To counter the pro-Orwell arguments that might lead some to think Canada should be stomped for doing something that reduces the likelihood of an Orwellian future, Canada could continue with its long legacy in actively promoting and participating in implementation of systems which controls materials which angry people might use (as opposed to implementing a draconian and Orwellian thought control state).
Note: This is basically what Blackberry was up to in a lot of ways until some American court drained them of hundreds of millions of dollars and BS licensing requirements on the basis of some patent that equivalently described the technology being used by almost every single player in the market – namely, to get text from one device to another.
So, a priori, fuck the American market. If they want the product, they will have to buy it on Canadian terms or not at all, because that’s the marketing plan. Regulators there appear to want a spy state, not consumer protection against criminals, and so any indication of willingness to water down consumer protection in order to access the US market will undermine the whole notion from the start.
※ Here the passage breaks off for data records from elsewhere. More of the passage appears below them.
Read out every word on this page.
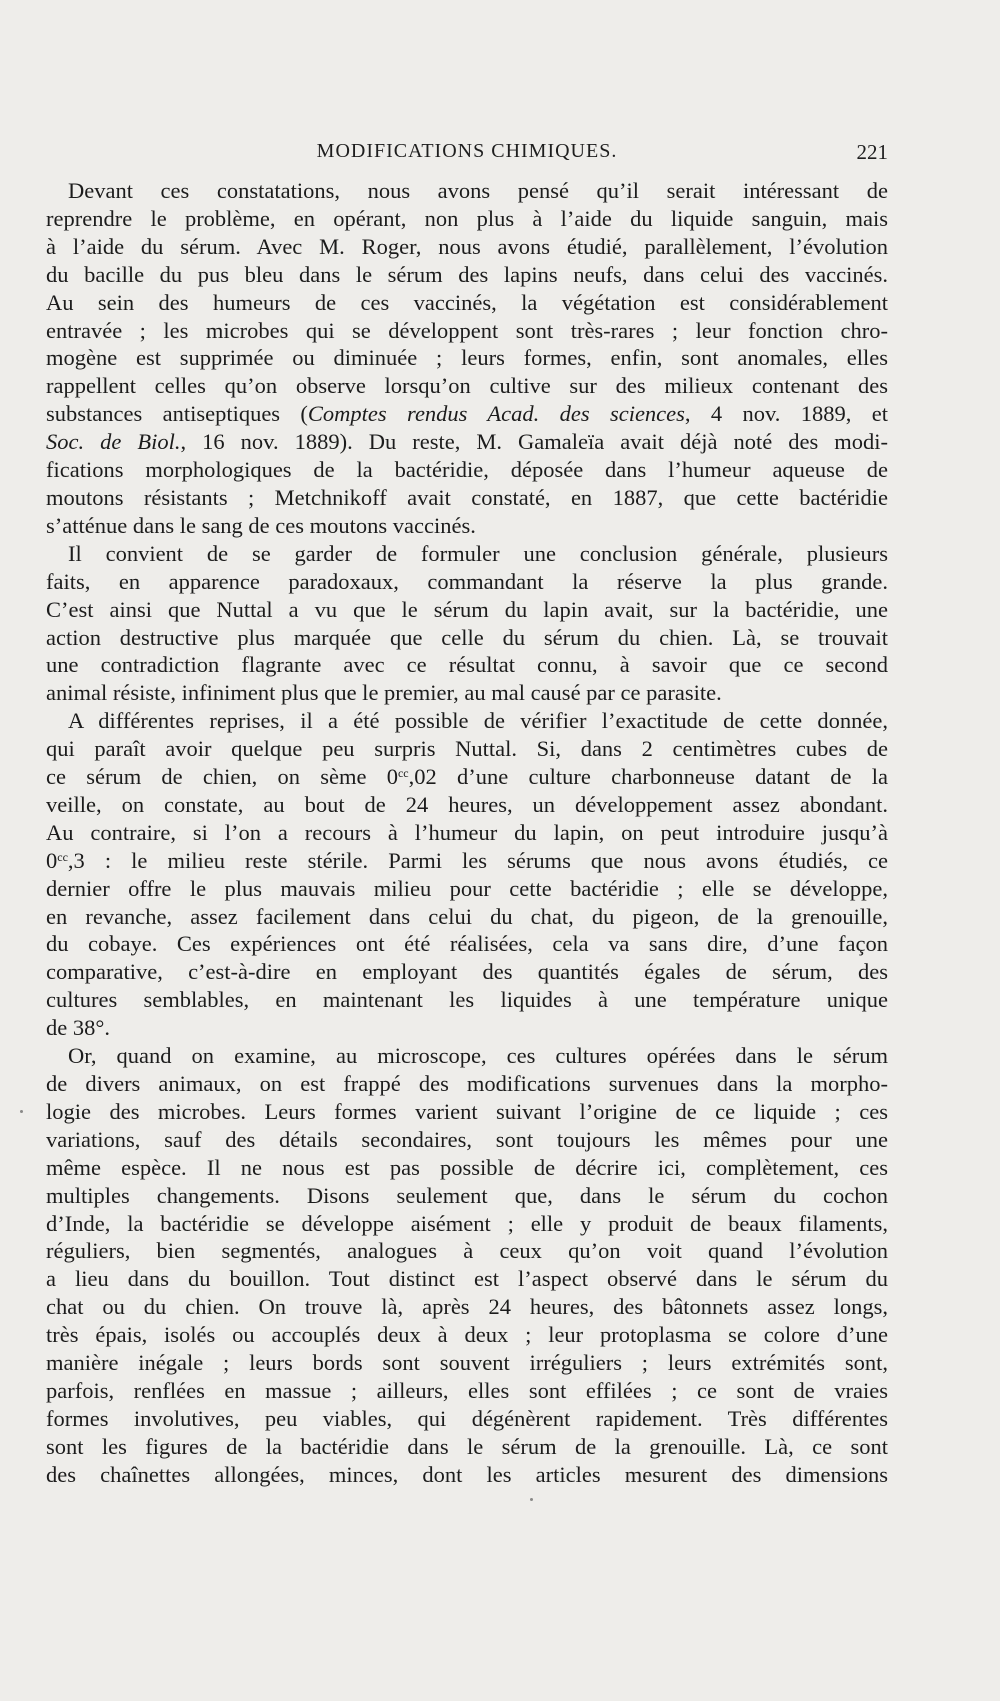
MODIFICATIONS CHIMIQUES.	221

Devant ces constatations, nous avons pensé qu’il serait intéressant de
reprendre le problème, en opérant, non plus à l’aide du liquide sanguin, mais
à l’aide du sérum. Avec M. Roger, nous avons étudié, parallèlement, l’évolution
du bacille du pus bleu dans le sérum des lapins neufs, dans celui des vaccinés.
Au sein des humeurs de ces vaccinés, la végétation est considérablement
entravée ; les microbes qui se développent sont très-rares ; leur fonction chro-
mogène est supprimée ou diminuée ; leurs formes, enfin, sont anomales, elles
rappellent celles qu’on observe lorsqu’on cultive sur des milieux contenant des
substances antiseptiques (Comptes rendus Acad. des sciences, 4 nov. 1889, et
Soc. de Biol., 16 nov. 1889). Du reste, M. Gamaleïa avait déjà noté des modi-
fications morphologiques de la bactéridie, déposée dans l’humeur aqueuse de
moutons résistants ; Metchnikoff avait constaté, en 1887, que cette bactéridie
s’atténue dans le sang de ces moutons vaccinés.

Il convient de se garder de formuler une conclusion générale, plusieurs
faits, en apparence paradoxaux, commandant la réserve la plus grande.
C’est ainsi que Nuttal a vu que le sérum du lapin avait, sur la bactéridie, une
action destructive plus marquée que celle du sérum du chien. Là, se trouvait
une contradiction flagrante avec ce résultat connu, à savoir que ce second
animal résiste, infiniment plus que le premier, au mal causé par ce parasite.

A différentes reprises, il a été possible de vérifier l’exactitude de cette donnée,
qui paraît avoir quelque peu surpris Nuttal. Si, dans 2 centimètres cubes de
ce sérum de chien, on sème $0^{cc},02$ d’une culture charbonneuse datant de la
veille, on constate, au bout de 24 heures, un développement assez abondant.
Au contraire, si l’on a recours à l’humeur du lapin, on peut introduire jusqu’à
$0^{cc},3$ : le milieu reste stérile. Parmi les sérums que nous avons étudiés, ce
dernier offre le plus mauvais milieu pour cette bactéridie ; elle se développe,
en revanche, assez facilement dans celui du chat, du pigeon, de la grenouille,
du cobaye. Ces expériences ont été réalisées, cela va sans dire, d’une façon
comparative, c’est-à-dire en employant des quantités égales de sérum, des
cultures semblables, en maintenant les liquides à une température unique
de 38°.

Or, quand on examine, au microscope, ces cultures opérées dans le sérum
de divers animaux, on est frappé des modifications survenues dans la morpho-
logie des microbes. Leurs formes varient suivant l’origine de ce liquide ; ces
variations, sauf des détails secondaires, sont toujours les mêmes pour une
même espèce. Il ne nous est pas possible de décrire ici, complètement, ces
multiples changements. Disons seulement que, dans le sérum du cochon
d’Inde, la bactéridie se développe aisément ; elle y produit de beaux filaments,
réguliers, bien segmentés, analogues à ceux qu’on voit quand l’évolution
a lieu dans du bouillon. Tout distinct est l’aspect observé dans le sérum du
chat ou du chien. On trouve là, après 24 heures, des bâtonnets assez longs,
très épais, isolés ou accouplés deux à deux ; leur protoplasma se colore d’une
manière inégale ; leurs bords sont souvent irréguliers ; leurs extrémités sont,
parfois, renflées en massue ; ailleurs, elles sont effilées ; ce sont de vraies
formes involutives, peu viables, qui dégénèrent rapidement. Très différentes
sont les figures de la bactéridie dans le sérum de la grenouille. Là, ce sont
des chaînettes allongées, minces, dont les articles mesurent des dimensions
Europe has many sizeable and profitable markets where democratic power has not given into the paranoid demands which lead us towards the spy state. In more highly authoritarian states where dissidents are just dragged off the prison, etc., presumably market access can be significant for many types of executives and other movers and shakers without undermining the ability of those states to mete out arbitrary abuse against political dissidents … so, maybe there can be some market access in dodgier places too.